On The Digital Reader, Nate Hoffelder has some details from a study suggesting that the adoption of digital textbooks is in trouble, and piracy is up considerably. Nate places the blame on the rising cost of textbooks in general. He includes a chart that shows textbook prices have been increasing at a considerably higher rate over the last 35 years than the consumer price index, the housing bubble, and even health care. He quotes a contact who notes that prices on core textbooks, the ones that most students have to get, are especially prone to price increases.

It looks like the textbook market is stuck in a feedback loop: the more prices go up, the more people pirate. And the more people pirate, the more publishers feel like they “have” to raise their prices in self-defense. (Not that they ever seemed to need an excuse before piracy came along.)

I’m sure there are plenty of factors that prevent it from being a perfect analogy, but I wonder whether this might have some predictive power for piracy in trade publications? Thanks to data that came out during the Apple trial, we know that after prices shot up when agency pricing was imposed, sales fell. (Basic economics, there.) We don’t know (or at least, there didn’t seem to be any evidence presented at trial) whether piracy accordingly increased, but I would bet it did. At least some of those people who didn’t buy the book would be inclined to go out and pirate it to read instead, or even just do it out of spite.

When agency pricing is permissible again, will the publishers try to use it to raise their prices again? It doesn’t even necessarily matter if they can’t use an MFN clause; since they’re the ones controlling the price anyway, they can just raise it uniformly everywhere. And will that lead to more piracy?

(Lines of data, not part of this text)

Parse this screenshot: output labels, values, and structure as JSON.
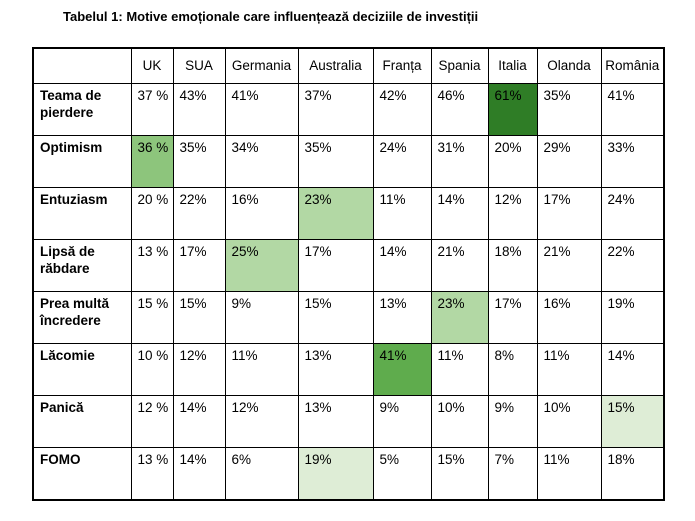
{
  "title": "Tabelul 1: Motive emoționale care influențează deciziile de investiții",
  "table": {
    "columns": [
      "",
      "UK",
      "SUA",
      "Germania",
      "Australia",
      "Franța",
      "Spania",
      "Italia",
      "Olanda",
      "România"
    ],
    "rows": [
      {
        "label": "Teama de pierdere",
        "values": [
          "37 %",
          "43%",
          "41%",
          "37%",
          "42%",
          "46%",
          "61%",
          "35%",
          "41%"
        ],
        "highlights": {
          "6": "dark"
        }
      },
      {
        "label": "Optimism",
        "values": [
          "36 %",
          "35%",
          "34%",
          "35%",
          "24%",
          "31%",
          "20%",
          "29%",
          "33%"
        ],
        "highlights": {
          "0": "medium_light"
        }
      },
      {
        "label": "Entuziasm",
        "values": [
          "20 %",
          "22%",
          "16%",
          "23%",
          "11%",
          "14%",
          "12%",
          "17%",
          "24%"
        ],
        "highlights": {
          "3": "light"
        }
      },
      {
        "label": "Lipsă de răbdare",
        "values": [
          "13 %",
          "17%",
          "25%",
          "17%",
          "14%",
          "21%",
          "18%",
          "21%",
          "22%"
        ],
        "highlights": {
          "2": "light"
        }
      },
      {
        "label": "Prea multă încredere",
        "values": [
          "15 %",
          "15%",
          "9%",
          "15%",
          "13%",
          "23%",
          "17%",
          "16%",
          "19%"
        ],
        "highlights": {
          "5": "light"
        }
      },
      {
        "label": "Lăcomie",
        "values": [
          "10 %",
          "12%",
          "11%",
          "13%",
          "41%",
          "11%",
          "8%",
          "11%",
          "14%"
        ],
        "highlights": {
          "4": "medium"
        }
      },
      {
        "label": "Panică",
        "values": [
          "12 %",
          "14%",
          "12%",
          "13%",
          "9%",
          "10%",
          "9%",
          "10%",
          "15%"
        ],
        "highlights": {
          "8": "pale"
        }
      },
      {
        "label": "FOMO",
        "values": [
          "13 %",
          "14%",
          "6%",
          "19%",
          "5%",
          "15%",
          "7%",
          "11%",
          "18%"
        ],
        "highlights": {
          "3": "pale"
        }
      }
    ]
  },
  "colors": {
    "dark": "#2F7D26",
    "medium": "#5FAC4D",
    "medium_light": "#8DC57C",
    "light": "#B2D8A4",
    "pale": "#DEEDD6",
    "border": "#000000",
    "text": "#000000",
    "background": "#FFFFFF"
  }
}
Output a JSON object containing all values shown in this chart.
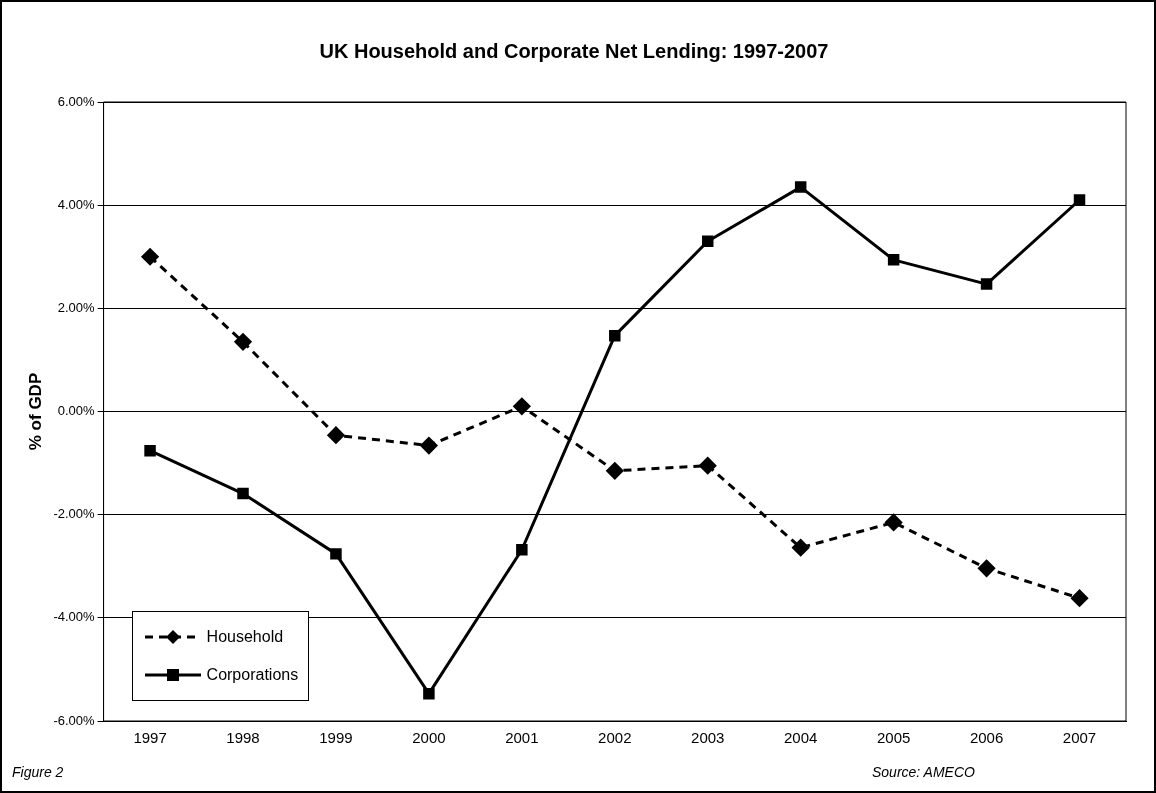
{
  "chart_data": {
    "type": "line",
    "title": "UK Household and Corporate Net Lending: 1997-2007",
    "ylabel": "% of GDP",
    "categories": [
      "1997",
      "1998",
      "1999",
      "2000",
      "2001",
      "2002",
      "2003",
      "2004",
      "2005",
      "2006",
      "2007"
    ],
    "series": [
      {
        "name": "Household",
        "color": "#000000",
        "marker": "diamond",
        "line_style": "dashed",
        "values": [
          3.0,
          1.35,
          -0.46,
          -0.66,
          0.1,
          -1.15,
          -1.05,
          -2.64,
          -2.15,
          -3.04,
          -3.62
        ]
      },
      {
        "name": "Corporations",
        "color": "#000000",
        "marker": "square",
        "line_style": "solid",
        "values": [
          -0.76,
          -1.59,
          -2.76,
          -5.47,
          -2.68,
          1.47,
          3.3,
          4.35,
          2.94,
          2.47,
          4.1
        ]
      }
    ],
    "ylim": [
      -6,
      6
    ],
    "yticks": [
      {
        "value": -6,
        "label": "-6.00%"
      },
      {
        "value": -4,
        "label": "-4.00%"
      },
      {
        "value": -2,
        "label": "-2.00%"
      },
      {
        "value": 0,
        "label": "0.00%"
      },
      {
        "value": 2,
        "label": "2.00%"
      },
      {
        "value": 4,
        "label": "4.00%"
      },
      {
        "value": 6,
        "label": "6.00%"
      }
    ],
    "grid": "y",
    "legend": "bottom left",
    "annotations": [
      "Figure 2",
      "Source: AMECO"
    ]
  }
}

Of course, one of those important differences is that people aren’t being forced to go out and buy the latest King or Grisham, but college students have to have their textbooks. If they can’t afford to buy bread, they’ll go out and steal their cake.

Whatever happens, it’s going to be interesting. You hear, from time to time, people making noises about the apocalyptic scenario of all the publishers being driven entirely out of business by piracy, and gosh, what will people read then? But in the digital textbook world—or, for that matter, even the print textbook world, given that it doesn’t matter to piracy whether the source is print or electronic—it looks like there’s at least a possibility that might actually happen if this textbook price bubble continues.

NO COMMENTS

  1. Remembering my days as a student, paying for books felt like the last of my purchasing priorities!
    I think publishers need to remember that without an educated population, the sale of books will fall regardless of being taken over by e-readers and such-like. Students should be looked upon as investment, if they don’t begrudge buying books during their education then they are likely to have a positive outlook on reading for their whole lives.

  2. The textbook market doesn’t work the same way as the trade market does. The relevant difference is a thing called price elasticity. In the trade market where consumers decide whether and what to purchase, an increase in price is quickly met with a decline in the quantity demanded. That market is demand elastic. In the textbook market where consumers are not the ones who decide whether and when to buy (the professor does), an increase in price has little effect on the quantity demanded. That market is demand inelastic.
    In the textbook market, the decision to purchase is made by someone other than the person who pays and is the reason why it is often referred to as a “broken” market and one of the main reasons why textbooks have gotten so expensive.